According to the news agency, Gagloev said he met with Putin the previous day and received an offer to become his adviser and to assist in implementing the agreement signed between the parties.
“I supported our historical leader Vladimir Vladimirovich Putin and am ready to stand by his side,” he said.
Gagloev’s resignation came a week after Marat Kambolov, a longtime official in Russian federal government bodies, was appointed the de facto “prime minister” of Tskhinvali following the resignation of Dzambalot Tadtayev, also amid the May 9 treaty. Kambolov is now set to assume the temporary duties of the “president.”
The May 9 treaty, which Tskhinvali and Moscow already ratified, followed earlier treaties signed between Moscow and the de facto authorities of Georgia’s occupied Abkhazia and Tskhinvali regions, including the so-called “alliance and integration” treaties signed with Sokhumi and Tskhinvali in 2015, which expanded Russia’s influence over the two regions. Officials and observers in Tbilisi, as well as in the broader international community, have long raised concerns about Moscow’s de facto annexation policies, particularly regarding Tskhinvali.

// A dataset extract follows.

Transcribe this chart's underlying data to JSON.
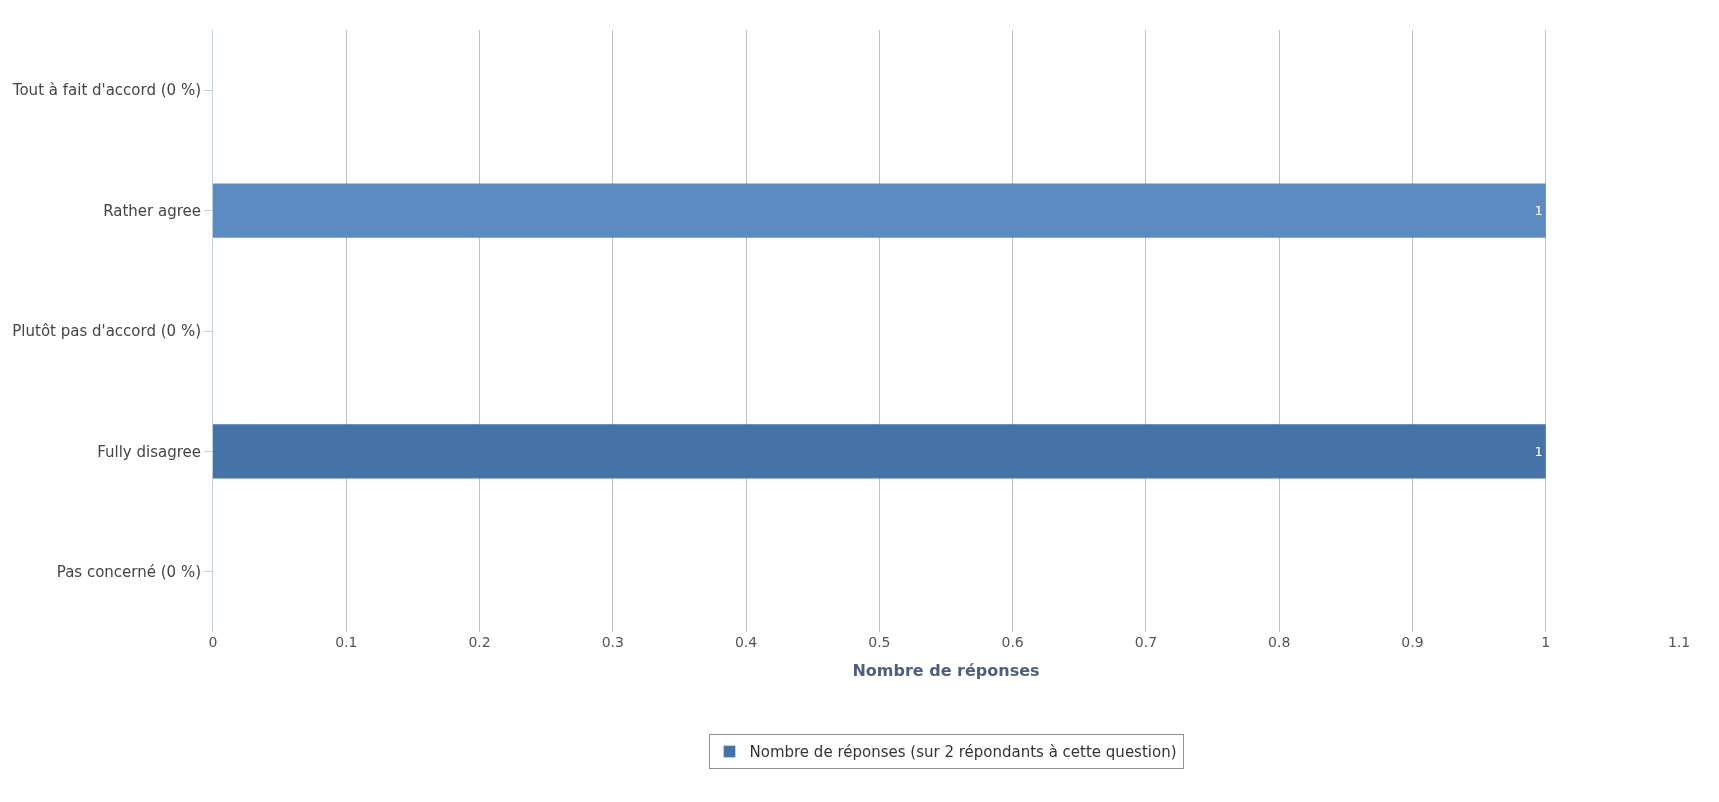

The May 9 treaty stipulates that Russia and the occupied Tskhinvali region “shall expand cooperation with the aim of ensuring regional peace and stability, pursuing coordinated foreign policy and policies in the areas of defense and security, as well as border policy, […] improving socio-economic conditions, developing infrastructure and human potential, harmonizing legal norms, and creating a favorable environment for the free movement of capital, goods, services, and labor between the Contracting Parties.” The treaty says, among others, that citizens of one side “may hold state and municipal positions” in the other.
Georgian Dream Foreign Minister Maka Botchorishvili said on May 15 that the treaty is evidence of Russia’s further steps toward the annexation of Georgia’s regions.